Dans la confusion de la retraite, le long du canal du Rhône au Rhin, près du pont, le 106e dut s’arrêter, au premier kilomètre de l’étape. Les ordres de marche, mal donnés et plus mal exécutés encore, venaient d’accumuler là toute la deuxième division ; et le passage était si étroit, un passage de cinq mètres à peine, que le défilé s’éternisait.

Deux heures s’écoulèrent, le 106e attendait toujours, immobile, devant l’interminable flot qui passait devant lui. Les hommes debout, sous le soleil ardent, le sac au dos, l’arme au pied, finissaient par se révolter d’impatience.

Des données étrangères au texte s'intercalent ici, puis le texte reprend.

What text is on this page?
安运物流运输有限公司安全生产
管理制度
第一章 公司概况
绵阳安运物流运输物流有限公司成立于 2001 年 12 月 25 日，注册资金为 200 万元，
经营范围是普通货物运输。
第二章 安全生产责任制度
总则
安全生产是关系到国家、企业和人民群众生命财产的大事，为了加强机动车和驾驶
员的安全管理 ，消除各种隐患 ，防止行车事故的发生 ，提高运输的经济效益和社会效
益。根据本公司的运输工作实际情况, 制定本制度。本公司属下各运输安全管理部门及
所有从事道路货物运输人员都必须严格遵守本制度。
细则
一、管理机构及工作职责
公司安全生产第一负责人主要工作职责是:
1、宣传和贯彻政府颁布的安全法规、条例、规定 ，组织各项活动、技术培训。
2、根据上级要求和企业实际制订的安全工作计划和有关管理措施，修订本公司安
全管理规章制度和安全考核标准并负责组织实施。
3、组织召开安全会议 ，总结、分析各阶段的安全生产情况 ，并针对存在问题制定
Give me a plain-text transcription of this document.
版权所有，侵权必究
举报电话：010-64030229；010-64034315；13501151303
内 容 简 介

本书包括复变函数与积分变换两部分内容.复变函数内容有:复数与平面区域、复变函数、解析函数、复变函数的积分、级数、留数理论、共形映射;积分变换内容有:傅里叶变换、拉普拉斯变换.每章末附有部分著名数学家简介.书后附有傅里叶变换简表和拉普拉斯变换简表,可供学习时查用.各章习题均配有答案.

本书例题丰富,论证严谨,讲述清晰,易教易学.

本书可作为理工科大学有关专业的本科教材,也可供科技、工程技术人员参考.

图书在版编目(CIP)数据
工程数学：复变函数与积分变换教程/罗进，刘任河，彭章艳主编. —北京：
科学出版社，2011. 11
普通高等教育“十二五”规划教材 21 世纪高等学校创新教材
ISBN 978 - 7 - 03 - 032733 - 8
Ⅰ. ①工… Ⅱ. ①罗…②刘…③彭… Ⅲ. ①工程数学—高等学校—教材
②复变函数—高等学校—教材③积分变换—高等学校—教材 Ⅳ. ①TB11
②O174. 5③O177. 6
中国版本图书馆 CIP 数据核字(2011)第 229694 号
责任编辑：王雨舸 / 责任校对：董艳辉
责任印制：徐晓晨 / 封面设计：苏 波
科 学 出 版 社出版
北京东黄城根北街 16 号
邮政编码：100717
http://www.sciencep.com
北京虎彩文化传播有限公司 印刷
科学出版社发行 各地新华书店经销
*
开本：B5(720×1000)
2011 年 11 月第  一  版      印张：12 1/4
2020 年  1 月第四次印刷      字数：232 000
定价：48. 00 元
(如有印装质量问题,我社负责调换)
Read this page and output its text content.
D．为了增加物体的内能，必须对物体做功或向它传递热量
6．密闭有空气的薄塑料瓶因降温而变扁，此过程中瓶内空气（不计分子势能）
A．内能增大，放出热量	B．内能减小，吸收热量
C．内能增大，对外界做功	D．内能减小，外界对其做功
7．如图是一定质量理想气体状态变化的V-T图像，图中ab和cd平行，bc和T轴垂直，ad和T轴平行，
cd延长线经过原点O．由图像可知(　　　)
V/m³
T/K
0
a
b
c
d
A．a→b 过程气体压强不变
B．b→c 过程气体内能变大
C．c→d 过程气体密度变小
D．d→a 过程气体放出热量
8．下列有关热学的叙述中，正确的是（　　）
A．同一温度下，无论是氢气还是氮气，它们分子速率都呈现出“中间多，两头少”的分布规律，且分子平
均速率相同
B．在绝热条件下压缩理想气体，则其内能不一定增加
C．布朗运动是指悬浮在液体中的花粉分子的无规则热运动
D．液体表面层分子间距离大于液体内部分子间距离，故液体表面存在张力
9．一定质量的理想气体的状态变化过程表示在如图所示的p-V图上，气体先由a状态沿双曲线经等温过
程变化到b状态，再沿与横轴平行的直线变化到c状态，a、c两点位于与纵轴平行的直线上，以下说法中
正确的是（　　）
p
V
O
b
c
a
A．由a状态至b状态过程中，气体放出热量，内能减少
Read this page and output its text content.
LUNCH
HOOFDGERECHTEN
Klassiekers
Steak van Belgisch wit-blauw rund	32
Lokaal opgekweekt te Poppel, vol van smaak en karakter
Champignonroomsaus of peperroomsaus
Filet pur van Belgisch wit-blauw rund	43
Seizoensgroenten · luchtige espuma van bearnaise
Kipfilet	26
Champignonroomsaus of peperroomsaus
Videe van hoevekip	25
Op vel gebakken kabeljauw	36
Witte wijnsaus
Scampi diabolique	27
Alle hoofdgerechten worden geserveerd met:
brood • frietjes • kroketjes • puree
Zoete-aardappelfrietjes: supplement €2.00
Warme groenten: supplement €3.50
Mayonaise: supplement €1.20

— Paraît que nous sommes de l’arrière-garde, dit la voix blagueuse de Loubet.

Mais Chouteau s’emporta.

— C’est pour se foutre de nous qu’ils nous font cuire. Nous étions là les premiers, nous aurions dû filer.

Et, comme, de l’autre côté du canal, par la vaste plaine fertile, par les chemins plats, entre les houblonnières et les blés mûrs, on se rendait bien compte maintenant du mouvement de retraite des troupes, qui refaisaient en sens inverse le chemin déjà fait la veille, des ricanements circulèrent, toute une moquerie furieuse.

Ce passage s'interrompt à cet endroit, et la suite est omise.